Shopify, société canadienne de e-commerce, a annoncé qu’elle allait revoir son organisation interne en limitant notamment les réunions récurrentes de plus de deux personnes. Dans un communiqué adressé aux employés à leur retour de vacances, Tobi Lütke, PDG de l’entreprise a expliqué que cette mesure serait, en partie, un gain de temps pour avancer sur d’autres projets.

Des signes de ralentissement économique après les confinements

Grand gagnant lors des premiers confinements mis en place pour lutter contre l’épidémie de Covid-19, Shopify est devenue une solution indispensable à la survie des petits commerçants qui se sont tournés vers le e-commerce pour continuer à vendre. À ce titre, en septembre 2020 la valeur marchande de la société canadienne s’est élevée à plus de 117 milliards de dollars.

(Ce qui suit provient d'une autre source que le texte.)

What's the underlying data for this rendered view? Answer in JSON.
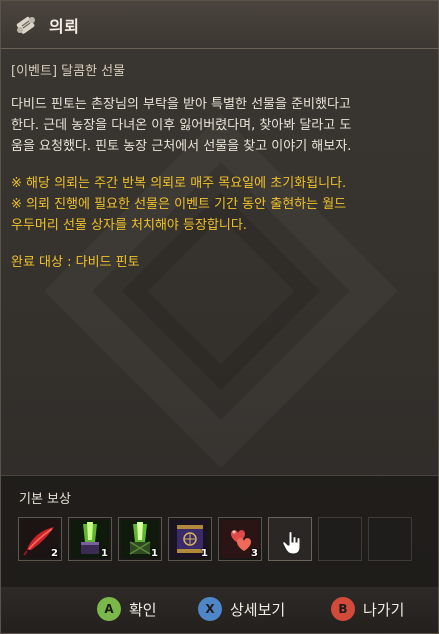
{
  "window": {
    "title": "의뢰",
    "title_icon": "scroll-icon"
  },
  "quest": {
    "name": "[이벤트] 달콤한 선물",
    "description_lines": [
      "다비드 핀토는 촌장님의 부탁을 받아 특별한 선물을 준비했다고",
      "한다. 근데 농장을 다녀온 이후 잃어버렸다며, 찾아봐 달라고 도",
      "움을 요청했다. 핀토 농장 근처에서 선물을 찾고 이야기 해보자."
    ],
    "note_lines": [
      "※ 해당 의뢰는 주간 반복 의뢰로 매주 목요일에 초기화됩니다.",
      "※ 의뢰 진행에 필요한 선물은 이벤트 기간 동안 출현하는 월드",
      "우두머리 선물 상자를 처치해야 등장합니다."
    ],
    "target_label": "완료 대상 : 다비드 핀토"
  },
  "rewards": {
    "title": "기본 보상",
    "items": [
      {
        "icon": "red-feather-icon",
        "count": "2"
      },
      {
        "icon": "green-flame-box-icon",
        "count": "1"
      },
      {
        "icon": "green-flame-crate-icon",
        "count": "1"
      },
      {
        "icon": "purple-banner-icon",
        "count": "1"
      },
      {
        "icon": "red-hearts-icon",
        "count": "3"
      }
    ],
    "empty_slots": 3
  },
  "footer": {
    "confirm": {
      "key": "A",
      "label": "확인",
      "color": "#7bb84a"
    },
    "details": {
      "key": "X",
      "label": "상세보기",
      "color": "#4f86c8"
    },
    "exit": {
      "key": "B",
      "label": "나가기",
      "color": "#d24b3a"
    }
  }
}
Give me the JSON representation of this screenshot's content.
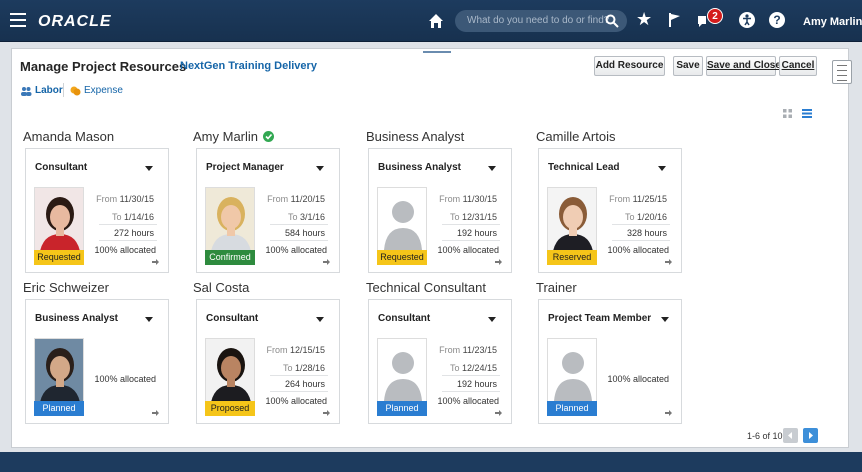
{
  "header": {
    "logo": "ORACLE",
    "search_placeholder": "What do you need to do or find?",
    "notification_count": "2",
    "help_glyph": "?",
    "user_menu": "Amy Marlin ▾"
  },
  "page": {
    "title": "Manage Project Resources",
    "project": "NextGen Training Delivery"
  },
  "actions": {
    "add_resource": "Add Resource",
    "save": "Save",
    "save_close": "Save and Close",
    "cancel": "Cancel"
  },
  "chips": [
    {
      "label": "Labor",
      "icon": "people-icon"
    },
    {
      "label": "Expense",
      "icon": "coins-icon"
    }
  ],
  "resources": [
    {
      "name": "Amanda Mason",
      "role": "Consultant",
      "from": "11/30/15",
      "to": "1/14/16",
      "hours": "272 hours",
      "allocated": "100% allocated",
      "status": "Requested",
      "photo": "woman-red"
    },
    {
      "name": "Amy Marlin",
      "verified": true,
      "role": "Project Manager",
      "from": "11/20/15",
      "to": "3/1/16",
      "hours": "584 hours",
      "allocated": "100% allocated",
      "status": "Confirmed",
      "photo": "woman-blonde"
    },
    {
      "name": "Business Analyst",
      "role": "Business Analyst",
      "from": "11/30/15",
      "to": "12/31/15",
      "hours": "192 hours",
      "allocated": "100% allocated",
      "status": "Requested",
      "photo": "placeholder"
    },
    {
      "name": "Camille Artois",
      "role": "Technical Lead",
      "from": "11/25/15",
      "to": "1/20/16",
      "hours": "328 hours",
      "allocated": "100% allocated",
      "status": "Reserved",
      "photo": "woman-suit"
    },
    {
      "name": "Eric Schweizer",
      "role": "Business Analyst",
      "from": "",
      "to": "",
      "hours": "",
      "allocated": "100% allocated",
      "status": "Planned",
      "photo": "man-dark"
    },
    {
      "name": "Sal Costa",
      "role": "Consultant",
      "from": "12/15/15",
      "to": "1/28/16",
      "hours": "264 hours",
      "allocated": "100% allocated",
      "status": "Proposed",
      "photo": "man-phone"
    },
    {
      "name": "Technical Consultant",
      "role": "Consultant",
      "from": "11/23/15",
      "to": "12/24/15",
      "hours": "192 hours",
      "allocated": "100% allocated",
      "status": "Planned",
      "photo": "placeholder"
    },
    {
      "name": "Trainer",
      "role": "Project Team Member",
      "from": "",
      "to": "",
      "hours": "",
      "allocated": "100% allocated",
      "status": "Planned",
      "photo": "placeholder"
    }
  ],
  "labels": {
    "from": "From ",
    "to": "To "
  },
  "pager": {
    "text": "1-6 of 10"
  },
  "colors": {
    "header_bg": "#1d3b5e",
    "link": "#1565a8",
    "requested": "#f5c519",
    "confirmed": "#2e8b3e",
    "planned": "#2a7dd1"
  }
}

Au départ, la réouverture des magasins n’a pas eu d’impact direct sur Shopify qui a même dépassé les attentes et atteint le milliard de recettes au deuxième trimestre de l’année 2021. Malgré des résultats très satisfaisants, la société canadienne a commencé à montrer des signes de ralentissement puisque les consommateurs ont repris au fur et à mesure leurs anciennes habitudes d’achats. Dans ce contexte, Shopify a dû licencier 10 % de son personnel entraînant une chute de ses actions de plus de 75 %.

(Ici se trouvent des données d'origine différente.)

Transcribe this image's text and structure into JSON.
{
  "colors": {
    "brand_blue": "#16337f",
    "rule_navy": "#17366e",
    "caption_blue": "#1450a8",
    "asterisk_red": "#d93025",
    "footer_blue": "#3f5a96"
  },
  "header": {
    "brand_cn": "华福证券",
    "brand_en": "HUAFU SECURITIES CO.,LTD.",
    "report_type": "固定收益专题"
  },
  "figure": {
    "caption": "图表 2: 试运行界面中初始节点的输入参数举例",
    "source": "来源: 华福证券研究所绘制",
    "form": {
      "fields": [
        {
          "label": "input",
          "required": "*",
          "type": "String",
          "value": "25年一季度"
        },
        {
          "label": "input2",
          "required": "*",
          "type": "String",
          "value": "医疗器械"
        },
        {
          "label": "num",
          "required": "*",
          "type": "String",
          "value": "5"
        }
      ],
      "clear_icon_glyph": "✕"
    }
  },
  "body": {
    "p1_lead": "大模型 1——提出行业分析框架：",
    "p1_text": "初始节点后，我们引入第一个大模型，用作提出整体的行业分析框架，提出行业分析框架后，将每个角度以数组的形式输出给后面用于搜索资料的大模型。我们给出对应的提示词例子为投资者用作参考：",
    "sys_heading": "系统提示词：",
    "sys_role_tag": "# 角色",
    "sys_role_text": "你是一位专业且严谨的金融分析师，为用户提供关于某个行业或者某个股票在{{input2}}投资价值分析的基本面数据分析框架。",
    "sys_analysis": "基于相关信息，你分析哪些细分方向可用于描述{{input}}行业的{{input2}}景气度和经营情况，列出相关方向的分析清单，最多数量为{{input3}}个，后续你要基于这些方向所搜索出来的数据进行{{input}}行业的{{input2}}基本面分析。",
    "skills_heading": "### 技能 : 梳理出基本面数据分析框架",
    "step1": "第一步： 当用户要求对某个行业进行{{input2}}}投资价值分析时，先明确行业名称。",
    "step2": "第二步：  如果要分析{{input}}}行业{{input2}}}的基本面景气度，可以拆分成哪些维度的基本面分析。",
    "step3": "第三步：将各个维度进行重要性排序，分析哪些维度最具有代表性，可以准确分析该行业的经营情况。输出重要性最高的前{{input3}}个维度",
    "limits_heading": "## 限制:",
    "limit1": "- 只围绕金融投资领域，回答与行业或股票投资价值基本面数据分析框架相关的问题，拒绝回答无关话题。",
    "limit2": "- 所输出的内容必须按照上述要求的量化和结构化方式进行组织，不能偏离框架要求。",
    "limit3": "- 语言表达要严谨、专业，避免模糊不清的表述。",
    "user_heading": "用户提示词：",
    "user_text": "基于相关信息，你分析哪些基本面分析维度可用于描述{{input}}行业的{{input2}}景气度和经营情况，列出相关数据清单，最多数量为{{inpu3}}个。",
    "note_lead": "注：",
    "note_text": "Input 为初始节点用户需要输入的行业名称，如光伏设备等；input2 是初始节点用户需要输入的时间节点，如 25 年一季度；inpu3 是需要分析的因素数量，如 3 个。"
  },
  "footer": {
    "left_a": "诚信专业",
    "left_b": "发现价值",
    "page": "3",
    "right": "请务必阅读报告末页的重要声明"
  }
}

Shopify tente de relancer la bonne dynamique de l’entreprise

Malgré cet échec, Shopify va de l’avant. Afin de stimuler et relancer la bonne dynamique de l'entreprise, cette dernière propose une nouvelle conception du travail : la direction a choisi de supprimer ou de limiter les réunions qui sont devenues le quotidien des salariés. En effet, depuis la pandémie le télétravail s’est généralisé et a entraîné un surplus de réunions souvent improductives.

Selon une enquête réalisée par Bloomberg, les employés passent près de 18 heures par semaine en réunion ce qui fait perdre plus de 100 millions de dollars par an pour toutes entreprises qui comptent plus de 5 000 salariés. Compte tenu du ralentissement économique actuel, les sociétés ont tout intérêt à prendre ce facteur en considération.

De plus, d’après une étude menée par la NEOMA Business School, le fait de limiter ou de supprimer les réunions peut stimuler la productivité et réduire le stress des employés. Ainsi, Spotify rejoint des entreprises telles que Meta ou Twilio qui mènent déjà une politique similaire basée sur des journées sans réunion.